To demonstrate the feasibility of the proposed two-frame PSI, we performed a series of null and non-null testing experiments on three different optical surfaces, one concave spherical mirror and two concave paraboloidal mirrors. Their specifications are summarized in Table 1.

Tables Icon

Table 1. Specifications of the three optical surfaces

The concave spherical mirror with a radius of 500.0 mm and a clear aperture of 80.0 mm (i.e., R-number 6.25) was first measured in the null testing mode using a commercial laser interferometer (Zygo, Middlefield, CT, USA). The compensation null optics employed in the experiment was a standard Zygo transmission sphere with an F-number 5.0 and is capable of covering the whole aperture of the spherical mirror. After alignment, the PZT was allowed to scan 12 steps to generate 13-frame fringe patterns with an equal phase shift 2π/13. Two images from the 13-frame fringe patterns were randomly selected and used as input for the GS demodulation. The retrieved phase ϕ is shown in Fig. 6(c). A standard phase unwrapping [8] and wavefront fitting [34] procedure was then applied to estimate the misalignment coefficients a, b, c and d from the demodulate phase ϕ. The finally reconstructed surface figure map W with misalignment error removed is presented in Fig. 6(d).

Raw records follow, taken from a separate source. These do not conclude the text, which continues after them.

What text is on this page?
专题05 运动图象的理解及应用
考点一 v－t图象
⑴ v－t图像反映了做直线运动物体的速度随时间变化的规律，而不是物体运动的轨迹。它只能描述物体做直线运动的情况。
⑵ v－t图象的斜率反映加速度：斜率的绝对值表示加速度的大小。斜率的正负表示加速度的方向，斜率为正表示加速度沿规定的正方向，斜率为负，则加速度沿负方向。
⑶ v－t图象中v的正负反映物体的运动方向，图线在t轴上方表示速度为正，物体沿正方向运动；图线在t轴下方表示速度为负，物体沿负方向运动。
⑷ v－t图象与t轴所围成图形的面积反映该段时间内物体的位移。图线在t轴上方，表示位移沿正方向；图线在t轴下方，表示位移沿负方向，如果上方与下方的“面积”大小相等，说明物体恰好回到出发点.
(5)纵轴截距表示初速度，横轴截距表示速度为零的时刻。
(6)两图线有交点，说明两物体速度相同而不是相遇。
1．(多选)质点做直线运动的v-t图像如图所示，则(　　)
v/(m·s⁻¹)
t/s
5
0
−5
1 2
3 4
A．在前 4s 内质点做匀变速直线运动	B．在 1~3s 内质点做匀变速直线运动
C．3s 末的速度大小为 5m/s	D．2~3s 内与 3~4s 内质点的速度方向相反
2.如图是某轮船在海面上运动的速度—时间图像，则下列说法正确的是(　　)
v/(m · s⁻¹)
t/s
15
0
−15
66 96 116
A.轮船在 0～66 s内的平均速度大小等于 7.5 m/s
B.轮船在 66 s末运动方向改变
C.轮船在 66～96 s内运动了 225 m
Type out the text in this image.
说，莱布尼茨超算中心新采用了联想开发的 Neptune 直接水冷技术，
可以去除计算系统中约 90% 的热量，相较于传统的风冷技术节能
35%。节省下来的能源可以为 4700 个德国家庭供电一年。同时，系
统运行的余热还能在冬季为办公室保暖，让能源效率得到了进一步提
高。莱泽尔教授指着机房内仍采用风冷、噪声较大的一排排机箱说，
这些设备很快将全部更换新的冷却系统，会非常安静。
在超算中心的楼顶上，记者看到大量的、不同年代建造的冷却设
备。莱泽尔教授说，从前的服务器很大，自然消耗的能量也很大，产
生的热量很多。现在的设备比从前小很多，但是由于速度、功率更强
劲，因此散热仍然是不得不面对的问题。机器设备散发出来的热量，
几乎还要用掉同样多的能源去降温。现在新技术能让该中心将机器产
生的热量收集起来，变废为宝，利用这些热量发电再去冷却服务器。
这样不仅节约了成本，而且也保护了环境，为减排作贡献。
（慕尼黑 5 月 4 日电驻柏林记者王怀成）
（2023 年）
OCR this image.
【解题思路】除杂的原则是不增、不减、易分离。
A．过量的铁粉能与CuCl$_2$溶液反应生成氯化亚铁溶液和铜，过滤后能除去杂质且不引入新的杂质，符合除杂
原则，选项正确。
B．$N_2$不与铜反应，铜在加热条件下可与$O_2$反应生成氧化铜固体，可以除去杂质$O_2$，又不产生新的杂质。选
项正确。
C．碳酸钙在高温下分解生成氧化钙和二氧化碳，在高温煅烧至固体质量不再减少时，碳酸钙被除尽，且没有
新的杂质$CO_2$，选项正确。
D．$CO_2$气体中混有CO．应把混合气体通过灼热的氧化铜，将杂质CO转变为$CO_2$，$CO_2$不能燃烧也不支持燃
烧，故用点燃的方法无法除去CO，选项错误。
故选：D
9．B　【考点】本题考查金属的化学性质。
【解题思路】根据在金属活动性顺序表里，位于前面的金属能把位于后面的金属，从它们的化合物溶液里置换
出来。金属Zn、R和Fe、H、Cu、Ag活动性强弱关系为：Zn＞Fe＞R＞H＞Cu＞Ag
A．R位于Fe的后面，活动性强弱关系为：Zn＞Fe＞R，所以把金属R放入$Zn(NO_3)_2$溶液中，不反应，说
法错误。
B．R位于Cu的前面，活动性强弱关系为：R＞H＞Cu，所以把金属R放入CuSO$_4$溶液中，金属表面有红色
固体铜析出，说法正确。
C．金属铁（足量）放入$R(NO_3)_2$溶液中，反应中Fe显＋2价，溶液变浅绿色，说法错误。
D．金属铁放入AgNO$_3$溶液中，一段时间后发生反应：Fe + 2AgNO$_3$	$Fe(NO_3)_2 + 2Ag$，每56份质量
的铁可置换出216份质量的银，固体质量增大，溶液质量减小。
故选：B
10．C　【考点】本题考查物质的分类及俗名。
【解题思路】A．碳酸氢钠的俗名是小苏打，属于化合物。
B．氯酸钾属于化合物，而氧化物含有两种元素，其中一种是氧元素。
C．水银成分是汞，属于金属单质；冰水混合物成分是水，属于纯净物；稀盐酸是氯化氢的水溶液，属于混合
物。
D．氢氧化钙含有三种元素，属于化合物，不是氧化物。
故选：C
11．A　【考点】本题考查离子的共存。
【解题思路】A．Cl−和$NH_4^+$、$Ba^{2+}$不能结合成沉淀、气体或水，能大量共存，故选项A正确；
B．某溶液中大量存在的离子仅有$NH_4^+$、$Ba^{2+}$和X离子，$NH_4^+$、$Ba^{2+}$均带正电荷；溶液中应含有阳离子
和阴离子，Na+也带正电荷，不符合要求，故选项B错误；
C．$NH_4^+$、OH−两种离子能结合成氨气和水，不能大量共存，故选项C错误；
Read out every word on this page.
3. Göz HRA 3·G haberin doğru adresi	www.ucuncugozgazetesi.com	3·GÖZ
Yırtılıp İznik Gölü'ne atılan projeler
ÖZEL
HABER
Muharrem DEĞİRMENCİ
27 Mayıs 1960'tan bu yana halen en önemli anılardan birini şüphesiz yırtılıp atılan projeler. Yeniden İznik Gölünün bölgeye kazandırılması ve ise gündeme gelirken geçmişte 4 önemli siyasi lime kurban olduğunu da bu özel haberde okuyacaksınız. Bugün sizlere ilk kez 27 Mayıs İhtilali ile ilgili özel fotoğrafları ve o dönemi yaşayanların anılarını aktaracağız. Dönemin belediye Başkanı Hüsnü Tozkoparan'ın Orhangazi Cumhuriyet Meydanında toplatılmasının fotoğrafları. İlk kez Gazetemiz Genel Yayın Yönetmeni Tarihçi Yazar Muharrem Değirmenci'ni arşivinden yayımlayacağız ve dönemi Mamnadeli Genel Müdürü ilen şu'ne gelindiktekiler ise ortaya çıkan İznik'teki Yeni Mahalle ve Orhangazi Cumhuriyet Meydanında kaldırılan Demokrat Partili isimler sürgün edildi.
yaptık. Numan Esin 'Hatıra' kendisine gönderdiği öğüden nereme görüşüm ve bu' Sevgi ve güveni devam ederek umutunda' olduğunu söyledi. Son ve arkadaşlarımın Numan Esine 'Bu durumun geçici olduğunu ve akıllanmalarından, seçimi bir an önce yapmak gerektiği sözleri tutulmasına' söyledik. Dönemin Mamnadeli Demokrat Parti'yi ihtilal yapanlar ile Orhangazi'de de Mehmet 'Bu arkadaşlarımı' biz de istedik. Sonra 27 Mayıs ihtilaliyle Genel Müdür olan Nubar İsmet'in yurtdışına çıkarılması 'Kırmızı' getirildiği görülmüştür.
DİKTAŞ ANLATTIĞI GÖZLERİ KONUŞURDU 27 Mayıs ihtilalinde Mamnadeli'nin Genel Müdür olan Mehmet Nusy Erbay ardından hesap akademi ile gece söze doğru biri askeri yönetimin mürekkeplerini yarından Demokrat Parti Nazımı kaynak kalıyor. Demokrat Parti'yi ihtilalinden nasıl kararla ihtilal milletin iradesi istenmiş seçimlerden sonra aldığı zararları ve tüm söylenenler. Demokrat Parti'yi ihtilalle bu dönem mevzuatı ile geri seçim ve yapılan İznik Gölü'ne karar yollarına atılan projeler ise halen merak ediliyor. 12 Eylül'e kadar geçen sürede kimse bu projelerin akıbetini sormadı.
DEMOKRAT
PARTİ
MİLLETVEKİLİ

Its PV and RMS values are quantified to be 0.098λ and 0.015λ, respectively.

 

Fig. 6 Null testing of the spherical mirror using the proposed two-frame PSI. (a) and (b) Acquired two-frame phase-shifted fringe patterns; (c) retrieved phase using the GS algorithm; (d) reconstructed surface figure; (e) surface figure measured by a Zygo interferometer using 13-frame fringe patterns.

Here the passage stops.